Sometimes it breaks my heart to see her this way. I'll plan a lovely picnic and she'll complain about the location I've chosen. Or I'll say we're gettting dressed for a walk in the snow, which I know she'll love, but she'll complain about having to get her snowpants on. Sometimes I want to shake her and say: You're going to like this. Can you just trust me for once? I also want to say: You know, life is gonna be a lot easier for you if you can learn to take it as it comes. If you can look for the beautiful instead of the ugly. Take it from me.

But as I thought about her, I remembered what I've read in so many places I can't even remember where now. It's the theory that everything you experience is a reflection of you. What you love in another is a quality you yourself posess, and what you despise in another is something you posess, in some way, as well.

It hit me: I can be exactly like her. How many times do I resist life, thinking that something could be "so much better", and missing the good that is right there in front of me? I imagined a kind motherly version of the Universe blowing out ever-so patiently, going: Kim, Kim, Kim... Can you just trust me for once? You're really going to like this.

I pondered this while I ran by the boats in the harbor and the locals out walking their dogs. For weeks now, the harbor has been frozen solid, but there were cracks in the ice now, split every which way like a road map, rivers and highways and sidestreets crisscrossing in all directions.

Posted: 08/02/05 22:54

The Blue Heron

http://www.kimmcmechan.com/sblog/upload/bare%20bums.jpg

This is a photo I took of the girls last fall, eating apples on the front steps in the sunshine. This is the time of year when I feel I might burst into tears everytime I see a picture of a beach or a sunlit field.... The other day I wandered into a bookstore and found myself in the gardening section, looking at large, bright books of colorful japanese gardens. I cried at a picture of a wildlife reserve in Delaware, blossoms falling across a pond and sunlight streaming through the trees. By February I am so done with winter.

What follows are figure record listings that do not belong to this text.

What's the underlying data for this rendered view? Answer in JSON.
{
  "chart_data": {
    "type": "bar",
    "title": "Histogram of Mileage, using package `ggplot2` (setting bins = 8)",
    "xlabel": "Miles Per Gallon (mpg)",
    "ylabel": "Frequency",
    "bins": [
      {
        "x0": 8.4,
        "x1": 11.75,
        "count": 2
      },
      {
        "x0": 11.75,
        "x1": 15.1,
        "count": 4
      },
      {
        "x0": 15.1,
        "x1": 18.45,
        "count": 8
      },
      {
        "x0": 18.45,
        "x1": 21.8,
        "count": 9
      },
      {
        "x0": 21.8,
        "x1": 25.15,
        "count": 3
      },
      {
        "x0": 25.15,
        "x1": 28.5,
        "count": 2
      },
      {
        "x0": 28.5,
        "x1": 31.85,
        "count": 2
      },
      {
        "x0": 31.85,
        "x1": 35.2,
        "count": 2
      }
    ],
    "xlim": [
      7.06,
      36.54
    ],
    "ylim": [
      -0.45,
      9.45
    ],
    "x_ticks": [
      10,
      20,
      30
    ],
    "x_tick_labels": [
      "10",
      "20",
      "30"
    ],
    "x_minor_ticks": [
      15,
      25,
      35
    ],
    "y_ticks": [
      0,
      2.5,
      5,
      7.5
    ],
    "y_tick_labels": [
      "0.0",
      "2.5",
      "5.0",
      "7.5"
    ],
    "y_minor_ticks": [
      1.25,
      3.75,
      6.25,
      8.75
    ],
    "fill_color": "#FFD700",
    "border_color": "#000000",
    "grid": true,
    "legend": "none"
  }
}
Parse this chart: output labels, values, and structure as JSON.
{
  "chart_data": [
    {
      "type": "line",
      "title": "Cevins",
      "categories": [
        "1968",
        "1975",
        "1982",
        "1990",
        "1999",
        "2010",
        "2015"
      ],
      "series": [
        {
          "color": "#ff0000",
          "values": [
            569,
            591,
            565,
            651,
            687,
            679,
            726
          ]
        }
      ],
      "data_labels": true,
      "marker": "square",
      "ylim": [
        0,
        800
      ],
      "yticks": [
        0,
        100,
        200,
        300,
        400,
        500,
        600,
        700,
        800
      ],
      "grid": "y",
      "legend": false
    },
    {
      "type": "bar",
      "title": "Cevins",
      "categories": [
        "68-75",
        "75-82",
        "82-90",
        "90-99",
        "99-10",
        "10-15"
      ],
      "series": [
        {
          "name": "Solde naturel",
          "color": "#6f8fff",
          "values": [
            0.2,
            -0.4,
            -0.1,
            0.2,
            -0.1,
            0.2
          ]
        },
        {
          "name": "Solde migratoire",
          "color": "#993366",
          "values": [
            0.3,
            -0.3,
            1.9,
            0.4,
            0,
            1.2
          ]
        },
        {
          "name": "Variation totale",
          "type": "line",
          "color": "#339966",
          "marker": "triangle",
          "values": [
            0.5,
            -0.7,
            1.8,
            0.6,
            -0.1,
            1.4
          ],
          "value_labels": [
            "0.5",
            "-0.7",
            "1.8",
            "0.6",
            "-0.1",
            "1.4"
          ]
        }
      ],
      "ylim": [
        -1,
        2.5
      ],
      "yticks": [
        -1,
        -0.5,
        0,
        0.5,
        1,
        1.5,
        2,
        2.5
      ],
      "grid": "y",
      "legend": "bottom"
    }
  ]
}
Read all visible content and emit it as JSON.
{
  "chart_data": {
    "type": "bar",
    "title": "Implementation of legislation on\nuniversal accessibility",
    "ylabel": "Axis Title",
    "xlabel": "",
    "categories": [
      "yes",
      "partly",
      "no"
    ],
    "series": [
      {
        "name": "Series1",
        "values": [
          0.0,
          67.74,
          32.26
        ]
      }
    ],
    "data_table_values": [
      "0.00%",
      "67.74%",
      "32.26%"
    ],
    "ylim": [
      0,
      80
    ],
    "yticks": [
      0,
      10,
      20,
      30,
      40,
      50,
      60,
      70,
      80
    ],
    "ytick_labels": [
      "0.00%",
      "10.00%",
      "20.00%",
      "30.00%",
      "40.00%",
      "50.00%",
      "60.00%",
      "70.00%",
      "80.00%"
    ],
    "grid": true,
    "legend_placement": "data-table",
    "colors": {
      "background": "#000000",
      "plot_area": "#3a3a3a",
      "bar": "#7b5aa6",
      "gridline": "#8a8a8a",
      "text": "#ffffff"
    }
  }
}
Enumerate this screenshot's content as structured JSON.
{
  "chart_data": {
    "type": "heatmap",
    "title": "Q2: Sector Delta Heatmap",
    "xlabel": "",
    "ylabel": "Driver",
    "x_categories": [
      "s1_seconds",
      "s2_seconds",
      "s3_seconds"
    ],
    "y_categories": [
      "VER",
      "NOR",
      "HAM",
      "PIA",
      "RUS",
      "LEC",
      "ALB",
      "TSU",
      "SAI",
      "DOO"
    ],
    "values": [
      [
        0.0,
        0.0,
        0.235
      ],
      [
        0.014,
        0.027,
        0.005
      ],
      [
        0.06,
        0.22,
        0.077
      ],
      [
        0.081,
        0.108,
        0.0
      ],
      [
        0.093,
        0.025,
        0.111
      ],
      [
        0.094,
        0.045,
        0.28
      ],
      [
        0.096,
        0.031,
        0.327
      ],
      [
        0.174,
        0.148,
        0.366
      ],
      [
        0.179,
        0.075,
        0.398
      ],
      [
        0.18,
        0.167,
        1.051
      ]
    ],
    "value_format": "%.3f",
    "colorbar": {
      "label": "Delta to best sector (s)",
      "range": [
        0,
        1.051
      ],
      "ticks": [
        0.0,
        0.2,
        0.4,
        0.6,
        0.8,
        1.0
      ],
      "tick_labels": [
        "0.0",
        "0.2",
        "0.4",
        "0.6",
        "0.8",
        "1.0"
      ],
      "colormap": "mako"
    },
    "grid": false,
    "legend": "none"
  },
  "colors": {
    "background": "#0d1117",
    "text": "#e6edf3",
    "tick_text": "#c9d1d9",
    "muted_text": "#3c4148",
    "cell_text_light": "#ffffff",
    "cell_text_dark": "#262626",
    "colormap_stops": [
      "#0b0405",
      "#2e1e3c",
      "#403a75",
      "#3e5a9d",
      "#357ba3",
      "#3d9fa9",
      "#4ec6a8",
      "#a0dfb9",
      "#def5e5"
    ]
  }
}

But here it remains. Yesterday I took the girls on their sleds up to the beach, where I pulled them along the sand. We decided to walk down to the shoreline to see the seagulls on the ice floes, and on our way, we suddenly saw a Great Blue Heron perched in front of us, right where the water washed up against the sand. As we got close, it opened its wings and took off further down the beach. We followed it and reached it again, and sat watching it for awhile. It looked strange there among the boat docks and the geese, out of place, like a creature from another world.

Again, it took off, this time disappearing from sight. We played with sticks in the water, breaking apart the chunks of ice. As we were leaving, an old woman came up from behind us. She had 2 Paris Hilton-type dogs wearing little knit coats. She asked us if we'd seen the Blue Heron.

"Yes," I said. "Wasn't it beautiful?"

She told us there were swans out further, and we could see them, their long, thin necks stretching out above the other geese. There were a few white ones and some black ones and we watched them open their big wings and fly off.

She told us she lived way up the road, and I imagined her to be like me, needing to get out, feeling cooped up. She said the Heron was probably there because by now it is usually spring.

"Really?" I said. "I don't remember that. Is it usually spring by now? I haven't lived here long." She said there were usually crocuses coming up in her flowerbeds.

I realized suddenly that I didn't mind. I was oving these long sled walks down the the beach we've taken so many of lately. A part of me didn't want the winter to end.

We walked with her a ways down the beach. She said: Well, a Heron and some swans. It's been a good day.

And I remembered that that's all it took to make a day good. A few small things, nothing big. It was nice to remember this. We've had so much ordinariness around here lately.... Kindergarten runs and trips to the grocery store and time-outs and checking email. It felt nice to remember that a good day could just be about getting out and seeing a few beautiful things, nothing more.

Still, I am anxious for those crocuses. We have bright purple ones in the backyard that, apparantly, should be up soon if the snow ever melts.